Proponents of the expansion – meaning those of us who understand public policy and/or have a soul – have been bitterly disappointed in the states which are preventing millions of people from getting access to health insurance.

But let’s have a bit of historical perspective here.  The original Medicaid was a voluntary program as well and it took a bit of time for the states to get their act together. When federal matching funds became available in January of 1966, a grand total of six states had programs set up, as this Kaiser Foundation brief shows (see page 6). By the end of the year, 26 states had signed up.

Coincidentally, when New Hampshire expands its Medicaid program in July, 26 states will have signed up for the expansion (plus DC).

For the original program, 37 states had jumped on board by the end of 1967, 41 by the end of 1968 and 48 by Jan. 1 1970. (Alaska joined in 1972 and Arizona finally dragged itself into the program in 1982)

The point is that we tend to forget that it took more than a decade for all states to get into the Medicaid program. The beauty (sarcasm alert) of American federalism is that instead of merely having to get things enacted through an inefficient national legislature and executive, we often have to get them enacted through 50 inefficient regional legislatures and executives as well. Give it some time – often  states will see what’s working in other states and try to pick up on programs (or free money) that work. The Children's Health Insurance Program is another example -- it took three years for all 50 states to get on board after the federal government created the program in 1998. 

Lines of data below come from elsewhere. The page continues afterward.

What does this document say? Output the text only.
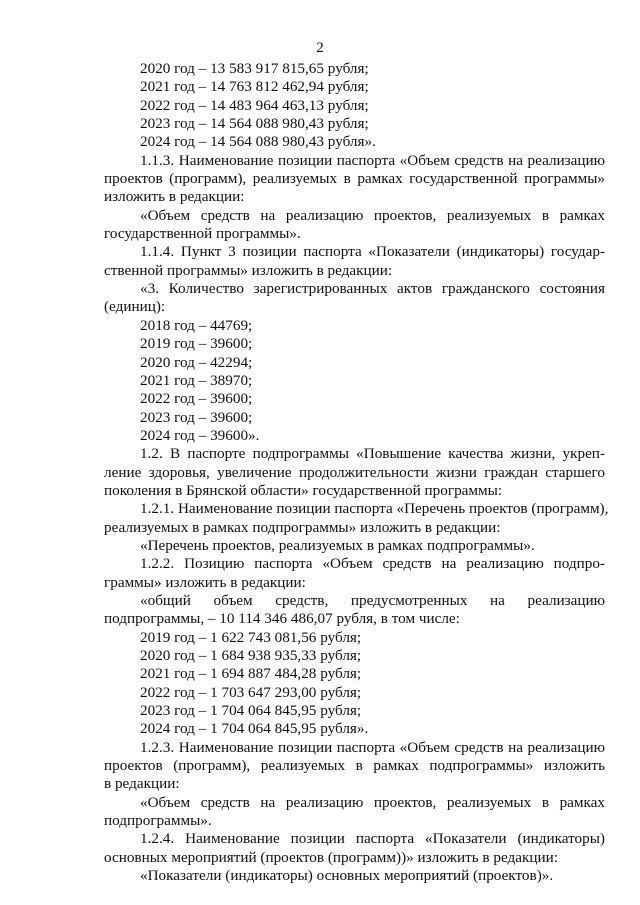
2
2020 год – 13 583 917 815,65 рубля;
2021 год – 14 763 812 462,94 рубля;
2022 год – 14 483 964 463,13 рубля;
2023 год – 14 564 088 980,43 рубля;
2024 год – 14 564 088 980,43 рубля».
1.1.3. Наименование позиции паспорта «Объем средств на реализацию
проектов (программ), реализуемых в рамках государственной программы»
изложить в редакции:
«Объем средств на реализацию проектов, реализуемых в рамках
государственной программы».
1.1.4. Пункт 3 позиции паспорта «Показатели (индикаторы) государ-
ственной программы» изложить в редакции:
«3. Количество зарегистрированных актов гражданского состояния
(единиц):
2018 год – 44769;
2019 год – 39600;
2020 год – 42294;
2021 год – 38970;
2022 год – 39600;
2023 год – 39600;
2024 год – 39600».
1.2. В паспорте подпрограммы «Повышение качества жизни, укреп-
ление здоровья, увеличение продолжительности жизни граждан старшего
поколения в Брянской области» государственной программы:
1.2.1. Наименование позиции паспорта «Перечень проектов (программ),
реализуемых в рамках подпрограммы» изложить в редакции:
«Перечень проектов, реализуемых в рамках подпрограммы».
1.2.2. Позицию паспорта «Объем средств на реализацию подпро-
граммы» изложить в редакции:
«общий объем средств, предусмотренных на реализацию
подпрограммы, – 10 114 346 486,07 рубля, в том числе:
2019 год – 1 622 743 081,56 рубля;
2020 год – 1 684 938 935,33 рубля;
2021 год – 1 694 887 484,28 рубля;
2022 год – 1 703 647 293,00 рубля;
2023 год – 1 704 064 845,95 рубля;
2024 год – 1 704 064 845,95 рубля».
1.2.3. Наименование позиции паспорта «Объем средств на реализацию
проектов (программ), реализуемых в рамках подпрограммы» изложить
в редакции:
«Объем средств на реализацию проектов, реализуемых в рамках
подпрограммы».
1.2.4. Наименование позиции паспорта «Показатели (индикаторы)
основных мероприятий (проектов (программ))» изложить в редакции:
«Показатели (индикаторы) основных мероприятий (проектов)».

This analysis doesn’t necessarily mean that the ACA’s Medicaid expansion will be picked up as quickly – political parties weren’t as polarized in the late 1960s as they are today, which means that opposition to the latest expansion may be more entrenched, even when the results are crystal clear.  And in any case, delays to extending the program will result in thousands of unnecessary deaths.
However, we shouldn't despair -- Medicaid wasn't built in a day; so there's no reason to expect the expansion to become universal in a year either. The important thing is to keep grinding forward and organizing to gain political power to make states do the right thing for their residents. 

Thursday, April 10, 2014

New Hampshire joins the Medicaid Party

It's been lost over the general noise of the debate surrounding the recent close of the enrollment period for the health exchanges, but on March 27, New Hampshire became the 26th state to accept the Medicaid expansion.

New Hampshire --split between a Democratic governor and lower house on one hand, and a GOP-controlled upper house on the other -- negotiated an interesting path to expansion, as
Most importantly over the short term, 50,000 people are going to get access to health insurance -- and by extension, health care -- that they didn't have before.  After all, that's the point of the Affordable Care Act, right?

It's also a milestone of sorts now that more that half of the states are in the expanded Medicaid program. Of the 26, five are under split control (New York, Nevada, New Hampshire, Arkansas and Iowa) and four are under complete GOP control (Michigan, Ohio, North Dakota and Arizona). The Medicaid expansion isn't just a program for dirty hippies and effete coastal elites any more.

The current state of play in the states regarding Medicaid expansion can be found at the ever-useful Kaiser Foundation.